Is this the best way to run your own models these days?
It's the easiest to setup, but you can get 2x-6x faster with TGI and vLLM depending on the scenario.
vllm isn't even hard to setup!

I find it so funny that HN is sitting in the stoneage with LLM inference.

Meanwhile I'm here with sillytavern hooked to my own vllm server, getting crazy fast performance on my models and having a complete suite of tools for using LLMs.

Most folks on here have never heard of sillytavern, or oobabooga, or any of the other projects for LLM UI/UX (LM-studio). It's insanity that there hasn't been someone like ADOBE building a pro/prosumer UI for LLMs yet.

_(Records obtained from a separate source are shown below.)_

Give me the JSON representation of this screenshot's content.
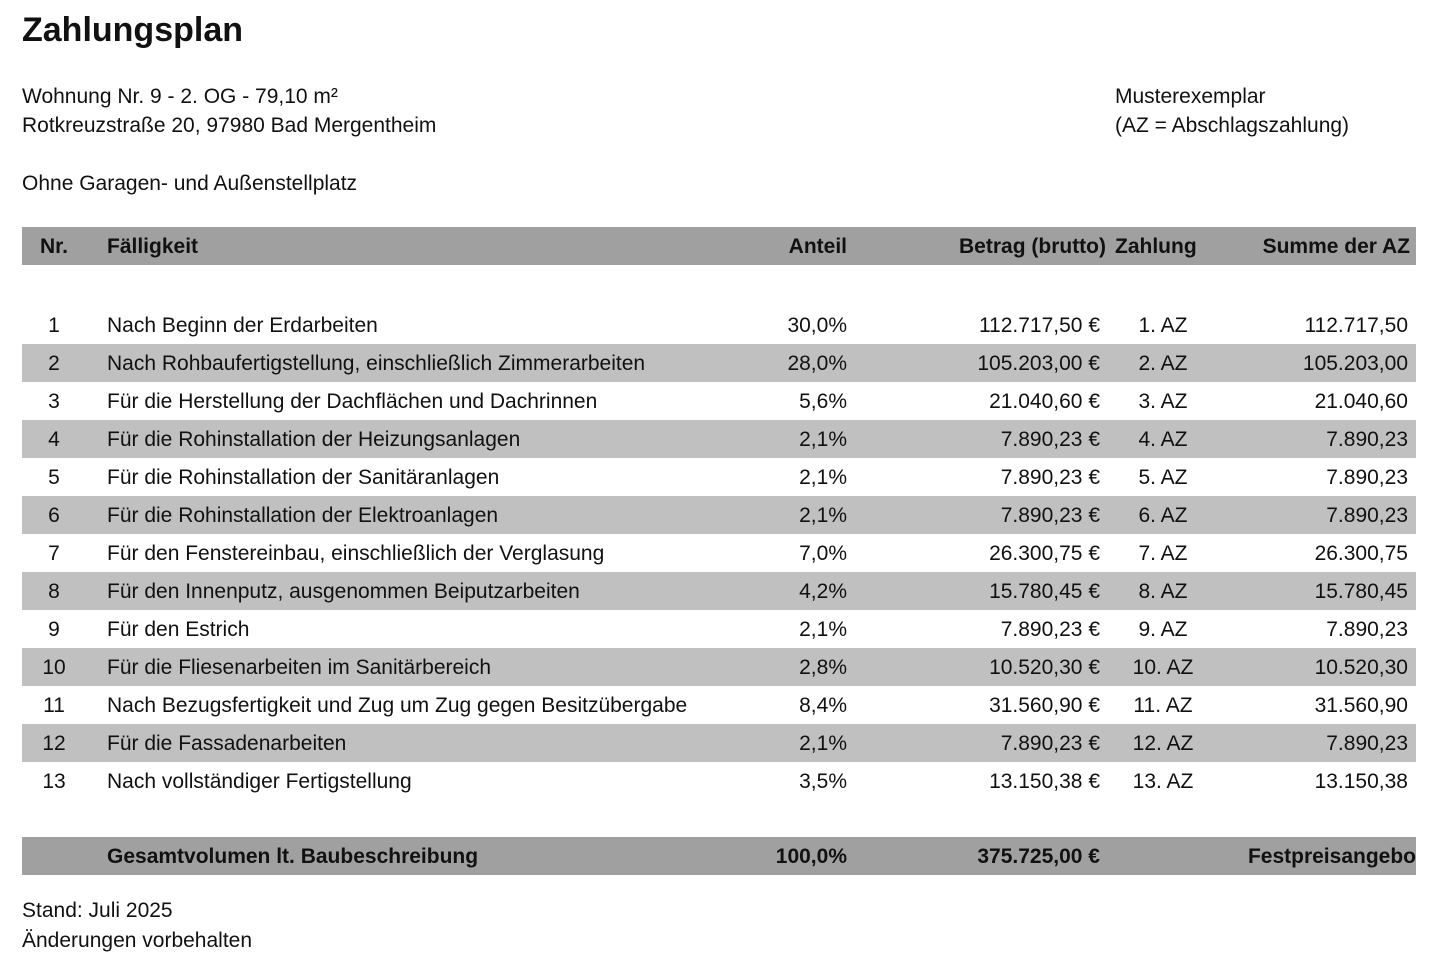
{
  "title": "Zahlungsplan",
  "info": {
    "line1": "Wohnung Nr. 9 - 2. OG - 79,10 m²",
    "line2": "Rotkreuzstraße 20, 97980 Bad Mergentheim",
    "line3": "Ohne Garagen- und Außenstellplatz",
    "right1": "Musterexemplar",
    "right2": "(AZ = Abschlagszahlung)"
  },
  "table": {
    "headers": {
      "nr": "Nr.",
      "desc": "Fälligkeit",
      "anteil": "Anteil",
      "betrag": "Betrag (brutto)",
      "zahlung": "Zahlung",
      "summe": "Summe der AZ"
    },
    "rows": [
      {
        "nr": "1",
        "desc": "Nach Beginn der Erdarbeiten",
        "anteil": "30,0%",
        "betrag": "112.717,50 €",
        "zahlung": "1. AZ",
        "summe": "112.717,50"
      },
      {
        "nr": "2",
        "desc": "Nach Rohbaufertigstellung, einschließlich Zimmerarbeiten",
        "anteil": "28,0%",
        "betrag": "105.203,00 €",
        "zahlung": "2. AZ",
        "summe": "105.203,00"
      },
      {
        "nr": "3",
        "desc": "Für die Herstellung der Dachflächen und Dachrinnen",
        "anteil": "5,6%",
        "betrag": "21.040,60 €",
        "zahlung": "3. AZ",
        "summe": "21.040,60"
      },
      {
        "nr": "4",
        "desc": "Für die Rohinstallation der Heizungsanlagen",
        "anteil": "2,1%",
        "betrag": "7.890,23 €",
        "zahlung": "4. AZ",
        "summe": "7.890,23"
      },
      {
        "nr": "5",
        "desc": "Für die Rohinstallation der Sanitäranlagen",
        "anteil": "2,1%",
        "betrag": "7.890,23 €",
        "zahlung": "5. AZ",
        "summe": "7.890,23"
      },
      {
        "nr": "6",
        "desc": "Für die Rohinstallation der Elektroanlagen",
        "anteil": "2,1%",
        "betrag": "7.890,23 €",
        "zahlung": "6. AZ",
        "summe": "7.890,23"
      },
      {
        "nr": "7",
        "desc": "Für den Fenstereinbau, einschließlich der Verglasung",
        "anteil": "7,0%",
        "betrag": "26.300,75 €",
        "zahlung": "7. AZ",
        "summe": "26.300,75"
      },
      {
        "nr": "8",
        "desc": "Für den Innenputz, ausgenommen Beiputzarbeiten",
        "anteil": "4,2%",
        "betrag": "15.780,45 €",
        "zahlung": "8. AZ",
        "summe": "15.780,45"
      },
      {
        "nr": "9",
        "desc": "Für den Estrich",
        "anteil": "2,1%",
        "betrag": "7.890,23 €",
        "zahlung": "9. AZ",
        "summe": "7.890,23"
      },
      {
        "nr": "10",
        "desc": "Für die Fliesenarbeiten im Sanitärbereich",
        "anteil": "2,8%",
        "betrag": "10.520,30 €",
        "zahlung": "10. AZ",
        "summe": "10.520,30"
      },
      {
        "nr": "11",
        "desc": "Nach Bezugsfertigkeit und Zug um Zug gegen Besitzübergabe",
        "anteil": "8,4%",
        "betrag": "31.560,90 €",
        "zahlung": "11. AZ",
        "summe": "31.560,90"
      },
      {
        "nr": "12",
        "desc": "Für die Fassadenarbeiten",
        "anteil": "2,1%",
        "betrag": "7.890,23 €",
        "zahlung": "12. AZ",
        "summe": "7.890,23"
      },
      {
        "nr": "13",
        "desc": "Nach vollständiger Fertigstellung",
        "anteil": "3,5%",
        "betrag": "13.150,38 €",
        "zahlung": "13. AZ",
        "summe": "13.150,38"
      }
    ],
    "total": {
      "desc": "Gesamtvolumen lt.  Baubeschreibung",
      "anteil": "100,0%",
      "betrag": "375.725,00 €",
      "summe": "Festpreisangebo"
    }
  },
  "footer": {
    "line1": "Stand: Juli 2025",
    "line2": "Änderungen vorbehalten"
  }
}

i could not find it, where did you?
Ollama's library butchers names, I believe its this: https://ollama.com/library/qwq

The actual name (via HF): https://huggingface.co/Qwen/QwQ-32B

It indeed seems to be https://ollama.com/library/qwq -- the details at https://ollama.com/library/qwq/blobs/c62ccde5630c confirm the name as "QwQ 32B"
ollama pull qwq
I have been using QwQ for a while, and a bit confused that they overwrote their model with same name. The 'ollama pull qwq' you mentioned seems to be pulling the newest one now, thanks.
I am running ‘ollama run qwq’ - same thing.

Sometimes I feel like forgetting about the best commercial models and just use the olen weights models. I am retired so I don’t need state of the art.